そう騒いでいた人間がいっぱいいたはずです。

因みに、子供が一人の場合は人口が減るはずですが(親ふたりが子供ひとりに変わる訳ですから)、一人っ子政策の間に中国の人口は増えていますね。(笑)

多分、同じ類いの人間が、今度は日本人の人口が0になる、と騒いでいるのでしょう。



1988年に公開された「機動警察パトレイバー」は、20世紀末、1998年を舞台にしています。

レイバーというロボットを使った警察の物語ですが、この作品の背景には「バビロンプロジェクト」という国家事業があります。

東京湾横断道路、今の「海ほたる」があるアクアラインと同じかどうかは判りませんが、あれをダム化し、内側、東京湾の半分を干拓地にするという。

壮大というか、無謀な計画です。

背景にあるのが人口爆発に伴う、首都圏の土地不足解消でした。

当時の日本政府が本当にこのような計画を立てたかどうかなんて、知る由もありませんが。

計画の信憑性を感じられる程度にはこの時代、人口増加に危機感を持っていたのだと思います。
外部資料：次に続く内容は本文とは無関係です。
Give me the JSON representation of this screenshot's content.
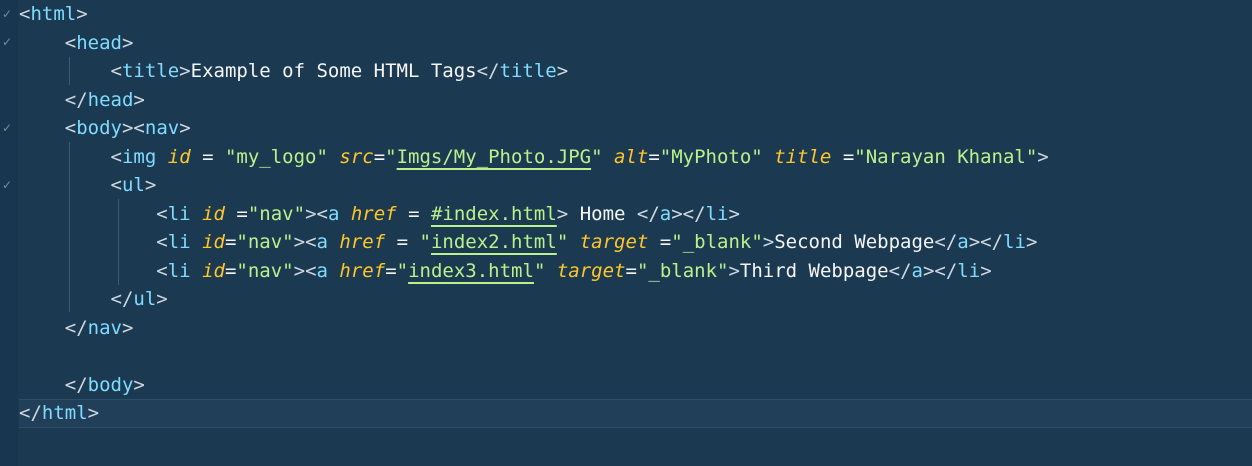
{
  "editor": {
    "colors": {
      "background": "#1b3a52",
      "tag": "#7fdbff",
      "attribute": "#ffc62a",
      "string": "#b9f18b",
      "text": "#f5f5f5"
    },
    "fold_icon": "check-fold-icon",
    "fold_glyph": "✓",
    "lines": {
      "l1": {
        "t1": "html"
      },
      "l2": {
        "t1": "head"
      },
      "l3": {
        "t1": "title",
        "text": "Example of Some HTML Tags",
        "t2": "title"
      },
      "l4": {
        "t1": "head"
      },
      "l5": {
        "t1": "body",
        "t2": "nav"
      },
      "l6": {
        "tag": "img",
        "a1": "id",
        "v1": "\"my_logo\"",
        "a2": "src",
        "v2_q1": "\"",
        "v2": "Imgs/My_Photo.JPG",
        "v2_q2": "\"",
        "a3": "alt",
        "v3": "\"MyPhoto\"",
        "a4": "title",
        "v4": "\"Narayan Khanal\""
      },
      "l7": {
        "t1": "ul"
      },
      "l8": {
        "t1": "li",
        "a1": "id",
        "v1": "\"nav\"",
        "t2": "a",
        "a2": "href",
        "v2": "#index.html",
        "text": " Home ",
        "t3": "a",
        "t4": "li"
      },
      "l9": {
        "t1": "li",
        "a1": "id",
        "v1": "\"nav\"",
        "t2": "a",
        "a2": "href",
        "v2_q1": "\"",
        "v2": "index2.html",
        "v2_q2": "\"",
        "a3": "target",
        "v3": "\"_blank\"",
        "text": "Second Webpage",
        "t3": "a",
        "t4": "li"
      },
      "l10": {
        "t1": "li",
        "a1": "id",
        "v1": "\"nav\"",
        "t2": "a",
        "a2": "href",
        "v2_q1": "\"",
        "v2": "index3.html",
        "v2_q2": "\"",
        "a3": "target",
        "v3": "\"_blank\"",
        "text": "Third Webpage",
        "t3": "a",
        "t4": "li"
      },
      "l11": {
        "t1": "ul"
      },
      "l12": {
        "t1": "nav"
      },
      "l14": {
        "t1": "body"
      },
      "l15": {
        "t1": "html"
      }
    }
  }
}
実際のところ、日本の人口が0になったりはしないと思いますよ。

おそらく、ある程度まで減少したら今度は増加に転じると思う。

もしくは、増加も減少もしない、横ばいになるかもしれません。

前述のグラフによれば、江戸時代享保年間1745年から明治維新1868年までの120年は3128万から3330万とほぼ横ばいですから、ないとは言えません。
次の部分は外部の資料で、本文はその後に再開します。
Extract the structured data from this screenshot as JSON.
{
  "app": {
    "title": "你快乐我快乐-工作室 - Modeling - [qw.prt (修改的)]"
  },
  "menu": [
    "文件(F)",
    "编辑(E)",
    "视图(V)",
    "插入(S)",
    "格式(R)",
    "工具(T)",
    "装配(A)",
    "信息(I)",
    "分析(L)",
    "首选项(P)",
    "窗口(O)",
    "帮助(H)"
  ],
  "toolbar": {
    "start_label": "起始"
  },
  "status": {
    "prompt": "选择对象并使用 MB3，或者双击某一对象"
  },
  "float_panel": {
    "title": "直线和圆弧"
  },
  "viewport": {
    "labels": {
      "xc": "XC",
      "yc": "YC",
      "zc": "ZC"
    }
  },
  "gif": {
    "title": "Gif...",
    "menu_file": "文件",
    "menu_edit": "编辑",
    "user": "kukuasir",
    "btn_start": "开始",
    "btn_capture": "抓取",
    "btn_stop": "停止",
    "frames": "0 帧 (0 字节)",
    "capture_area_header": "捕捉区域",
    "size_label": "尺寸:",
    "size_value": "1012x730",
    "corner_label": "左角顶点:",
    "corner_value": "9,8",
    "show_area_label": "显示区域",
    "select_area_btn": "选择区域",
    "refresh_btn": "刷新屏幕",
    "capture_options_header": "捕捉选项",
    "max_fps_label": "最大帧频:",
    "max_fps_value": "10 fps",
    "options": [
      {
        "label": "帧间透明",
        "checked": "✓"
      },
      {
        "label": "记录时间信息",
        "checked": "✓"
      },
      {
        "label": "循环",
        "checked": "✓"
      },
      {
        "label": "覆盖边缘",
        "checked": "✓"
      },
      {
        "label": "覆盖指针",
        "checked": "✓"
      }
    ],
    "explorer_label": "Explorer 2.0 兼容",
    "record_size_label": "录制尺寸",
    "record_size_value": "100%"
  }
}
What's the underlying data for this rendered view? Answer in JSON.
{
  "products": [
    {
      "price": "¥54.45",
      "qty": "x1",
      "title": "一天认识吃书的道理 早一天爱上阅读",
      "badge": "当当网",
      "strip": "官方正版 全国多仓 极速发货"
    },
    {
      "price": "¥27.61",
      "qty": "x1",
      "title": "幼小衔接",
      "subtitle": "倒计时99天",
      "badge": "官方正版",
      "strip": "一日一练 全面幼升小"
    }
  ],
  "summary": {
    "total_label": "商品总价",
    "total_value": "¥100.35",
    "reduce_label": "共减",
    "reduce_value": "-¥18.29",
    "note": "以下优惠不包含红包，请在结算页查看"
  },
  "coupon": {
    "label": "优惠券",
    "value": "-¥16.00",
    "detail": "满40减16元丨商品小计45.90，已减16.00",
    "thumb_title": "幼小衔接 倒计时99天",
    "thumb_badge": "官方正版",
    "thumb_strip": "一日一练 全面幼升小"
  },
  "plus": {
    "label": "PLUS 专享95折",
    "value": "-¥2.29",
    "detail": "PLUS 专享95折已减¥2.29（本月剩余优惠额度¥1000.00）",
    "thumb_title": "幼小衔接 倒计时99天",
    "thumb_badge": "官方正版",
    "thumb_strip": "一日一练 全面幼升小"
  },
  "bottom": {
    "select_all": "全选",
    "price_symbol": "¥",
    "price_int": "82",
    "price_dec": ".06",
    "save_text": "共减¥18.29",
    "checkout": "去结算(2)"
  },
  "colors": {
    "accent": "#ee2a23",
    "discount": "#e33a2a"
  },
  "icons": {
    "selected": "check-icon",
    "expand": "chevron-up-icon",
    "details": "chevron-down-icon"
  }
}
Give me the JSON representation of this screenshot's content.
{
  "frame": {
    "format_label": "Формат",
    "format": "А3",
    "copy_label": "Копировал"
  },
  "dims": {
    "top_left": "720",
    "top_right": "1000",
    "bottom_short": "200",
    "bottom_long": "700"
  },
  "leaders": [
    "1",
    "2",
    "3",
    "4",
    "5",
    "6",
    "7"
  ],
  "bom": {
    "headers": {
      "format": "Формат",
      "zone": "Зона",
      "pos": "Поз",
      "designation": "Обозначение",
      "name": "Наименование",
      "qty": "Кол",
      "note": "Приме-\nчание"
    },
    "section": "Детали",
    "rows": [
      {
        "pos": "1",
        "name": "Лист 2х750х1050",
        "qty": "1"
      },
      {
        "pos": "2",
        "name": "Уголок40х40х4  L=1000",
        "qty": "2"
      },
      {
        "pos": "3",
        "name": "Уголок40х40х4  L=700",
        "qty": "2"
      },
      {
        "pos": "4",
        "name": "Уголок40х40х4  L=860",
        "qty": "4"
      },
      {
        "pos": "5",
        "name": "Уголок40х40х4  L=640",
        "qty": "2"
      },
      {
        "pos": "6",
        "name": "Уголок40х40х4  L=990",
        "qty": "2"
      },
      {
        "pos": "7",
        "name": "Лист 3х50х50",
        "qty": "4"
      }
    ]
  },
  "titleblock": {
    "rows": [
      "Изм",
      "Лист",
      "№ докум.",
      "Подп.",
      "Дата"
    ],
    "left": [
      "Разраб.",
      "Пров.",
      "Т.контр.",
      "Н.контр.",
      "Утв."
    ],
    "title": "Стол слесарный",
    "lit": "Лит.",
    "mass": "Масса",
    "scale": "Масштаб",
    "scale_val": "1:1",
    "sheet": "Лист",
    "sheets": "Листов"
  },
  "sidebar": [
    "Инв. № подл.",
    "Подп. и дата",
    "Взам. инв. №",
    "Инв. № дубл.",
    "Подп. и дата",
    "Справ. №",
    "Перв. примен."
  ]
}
だから、大和民族が消滅する云々はほぼあり得ない事だと思います。

少なくとも大規模な外的要因、日本沈没とか、世界的に死亡率の高い疫病発生パンデミックとかでもない限り、自然現象で起きる事はまずないのではないでしょうか。

まあ、こういう風に書くと、じゃ「ない」という事を証明できるか、などと言い出すバカがいますが。

「ない」という事を証明するのは「悪魔の証明」と言って、証明は不可能、と確か論理学か何かで証明されているのではなかったかな。
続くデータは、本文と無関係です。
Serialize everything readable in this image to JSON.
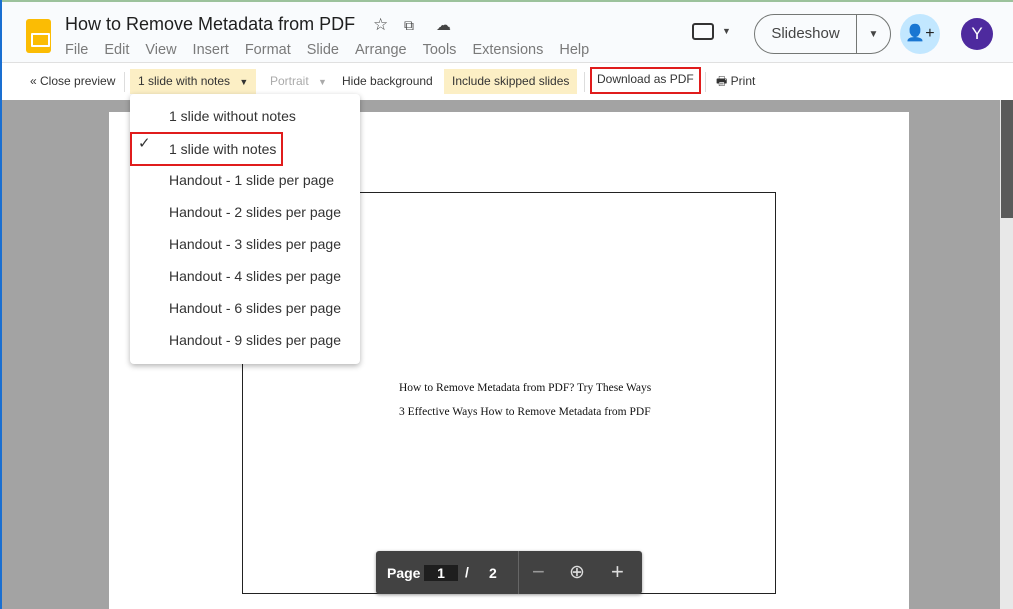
{
  "header": {
    "title": "How to Remove Metadata from PDF",
    "menu": [
      "File",
      "Edit",
      "View",
      "Insert",
      "Format",
      "Slide",
      "Arrange",
      "Tools",
      "Extensions",
      "Help"
    ],
    "slideshow_label": "Slideshow",
    "avatar_letter": "Y",
    "avatar_color": "#4e2a9e"
  },
  "toolbar": {
    "close_preview": "« Close preview",
    "layout": "1 slide with notes",
    "orientation": "Portrait",
    "hide_background": "Hide background",
    "include_skipped": "Include skipped slides",
    "download_pdf": "Download as PDF",
    "print": "Print"
  },
  "dropdown": {
    "options": [
      "1 slide without notes",
      "1 slide with notes",
      "Handout - 1 slide per page",
      "Handout - 2 slides per page",
      "Handout - 3 slides per page",
      "Handout - 4 slides per page",
      "Handout - 6 slides per page",
      "Handout - 9 slides per page"
    ],
    "selected": "1 slide with notes"
  },
  "slide": {
    "line1": "How to Remove Metadata from PDF? Try These Ways",
    "line2": "3 Effective Ways How to Remove Metadata from PDF"
  },
  "pager": {
    "label": "Page",
    "current": "1",
    "separator": "/",
    "total": "2"
  }
}
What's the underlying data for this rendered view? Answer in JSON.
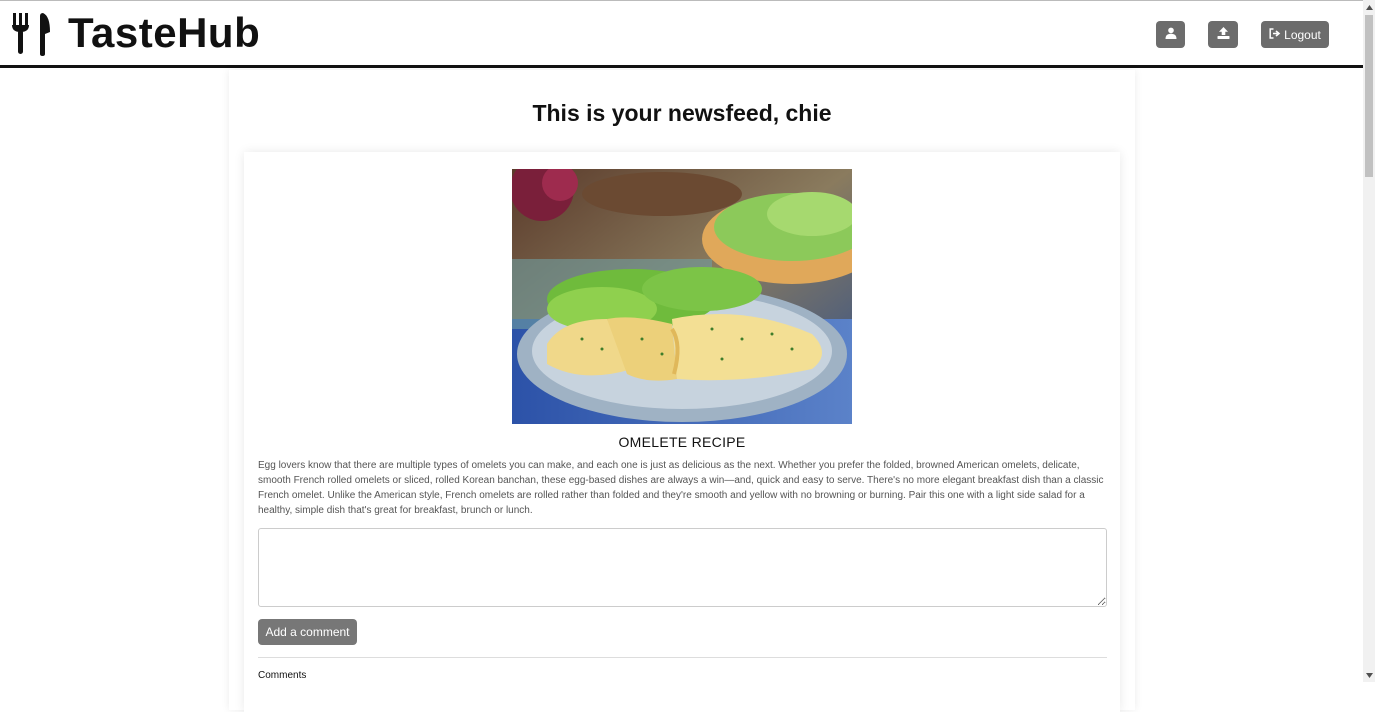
{
  "brand": {
    "name": "TasteHub",
    "icon": "fork-knife-icon"
  },
  "header": {
    "profile_icon": "user-icon",
    "upload_icon": "upload-icon",
    "logout_label": "Logout",
    "logout_icon": "sign-out-icon",
    "button_color": "#6c6c6c"
  },
  "feed": {
    "title": "This is your newsfeed, chie"
  },
  "post": {
    "title": "OMELETE RECIPE",
    "description": "Egg lovers know that there are multiple types of omelets you can make, and each one is just as delicious as the next. Whether you prefer the folded, browned American omelets, delicate, smooth French rolled omelets or sliced, rolled Korean banchan, these egg-based dishes are always a win—and, quick and easy to serve. There's no more elegant breakfast dish than a classic French omelet. Unlike the American style, French omelets are rolled rather than folded and they're smooth and yellow with no browning or burning. Pair this one with a light side salad for a healthy, simple dish that's great for breakfast, brunch or lunch.",
    "comment_placeholder": "",
    "add_comment_label": "Add a comment",
    "comments_label": "Comments"
  }
}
人口の減少は国力の減少を意味する、などという説も的外れです。

それは昔の理論です。

簡単な例で言えば、軍隊の数。

時代によって変わりますが、戦争で動員できる兵力は人口の何パーセントという風に決まります。

なので人口の多い大国は人口の少ない小国より、戦争に動員できる兵力が大きいから強い。

つまり戦争が強く、国力が大きい。

まあ、中国やソ連が強かった理由でもありますが。

ついでに言うと広い国土は、それだけで侵略を阻害します。

例え、一切の軍事的抵抗がなくとも、広い国土を行軍するだけで兵は疲労し、兵站線は伸び、侵略国の経済は打撃を受ける。



現代では、その大国のアドバンテージは兵器の発達によって消え失せています。

例え100万対1万の会戦であろうと、1万の側に核兵器があれば数の優位は簡単にひっくり返ります。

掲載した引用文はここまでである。